There certainly are times when I can see this being useful.  Setting up a testing environment being the most common.  Maybe I want to spin up a handful of VMs and test functionality in 22.05.X before upgrading my live production cluster from 21.08.  I need all my database settings (Users, Accounts, Associations, QoS, etc) to be able to test correctly, but I don't want to drag the 5 million+ job entries along with me via a full mysqldump from my production environment.

So, however that gets resolved, RFE as a feature in the code or just better documentation is fine with me :).

Thanks.
Comment 9 Nate Rini 2022-06-14 13:04:42 MDT
(In reply to Brad Viviano from comment #8)
> > We can see about turning this ticket into an RFE to have that functionality added if you prefer.
> 
> It seems to me there should be a standard method to move ALL settings, MINUS
> job history between slurmdbd instances.

Please note that it is possible to dump all of the configurations in slurmdbd (done via sacctmgr or slurmrestd) via:
> curl --unix-socket $HOME/.slurmrestd.sock "http://localhost/slurmdb/v0.0.37/config" > config.json
Then the config can be applied via
> curl --unix-socket $HOME/.slurmrestd.sock -X POST -H "Content-Type: application/json" "http://localhost/slurmdb/v0.0.37/config" --data-binary @config.json

> There are a few tickets in bugs.schedmd.com going back to 2017 were others
> have asked for the capability, to have "sacctmgr dump/load" include QoS. 
> Really not sure why it hasn't been added in the last 5 years.

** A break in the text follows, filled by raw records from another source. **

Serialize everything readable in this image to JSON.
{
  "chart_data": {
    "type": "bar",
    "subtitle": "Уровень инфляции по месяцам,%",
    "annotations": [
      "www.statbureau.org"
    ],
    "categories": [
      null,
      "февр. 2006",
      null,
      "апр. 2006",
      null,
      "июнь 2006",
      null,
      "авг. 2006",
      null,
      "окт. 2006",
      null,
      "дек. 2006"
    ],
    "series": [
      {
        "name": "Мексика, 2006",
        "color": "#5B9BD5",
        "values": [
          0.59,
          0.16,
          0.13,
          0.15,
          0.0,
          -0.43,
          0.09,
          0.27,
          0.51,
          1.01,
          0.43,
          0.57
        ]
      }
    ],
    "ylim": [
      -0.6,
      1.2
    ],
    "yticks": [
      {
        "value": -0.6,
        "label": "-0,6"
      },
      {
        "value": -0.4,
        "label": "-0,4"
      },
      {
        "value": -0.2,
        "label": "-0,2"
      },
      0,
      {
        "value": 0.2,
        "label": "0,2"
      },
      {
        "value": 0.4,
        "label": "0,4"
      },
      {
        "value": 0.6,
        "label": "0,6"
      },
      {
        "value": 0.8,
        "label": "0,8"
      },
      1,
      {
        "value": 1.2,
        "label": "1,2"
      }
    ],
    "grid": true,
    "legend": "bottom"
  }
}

We will discuss this internally.
Comment 16 Nate Rini 2022-06-29 14:37:30 MDT
Is adding the QOS dumping functionality to `sacctmgr dump` something your site is interested in sponsoring?
Comment 18 Brad Viviano 2022-06-30 03:59:45 MDT
I'm not sure what "sponsoring" means.
Comment 21 Nate Rini 2022-07-14 13:02:12 MDT
When and if your site would like to sponsor this, please do reply, and we can start the normal RFE process again.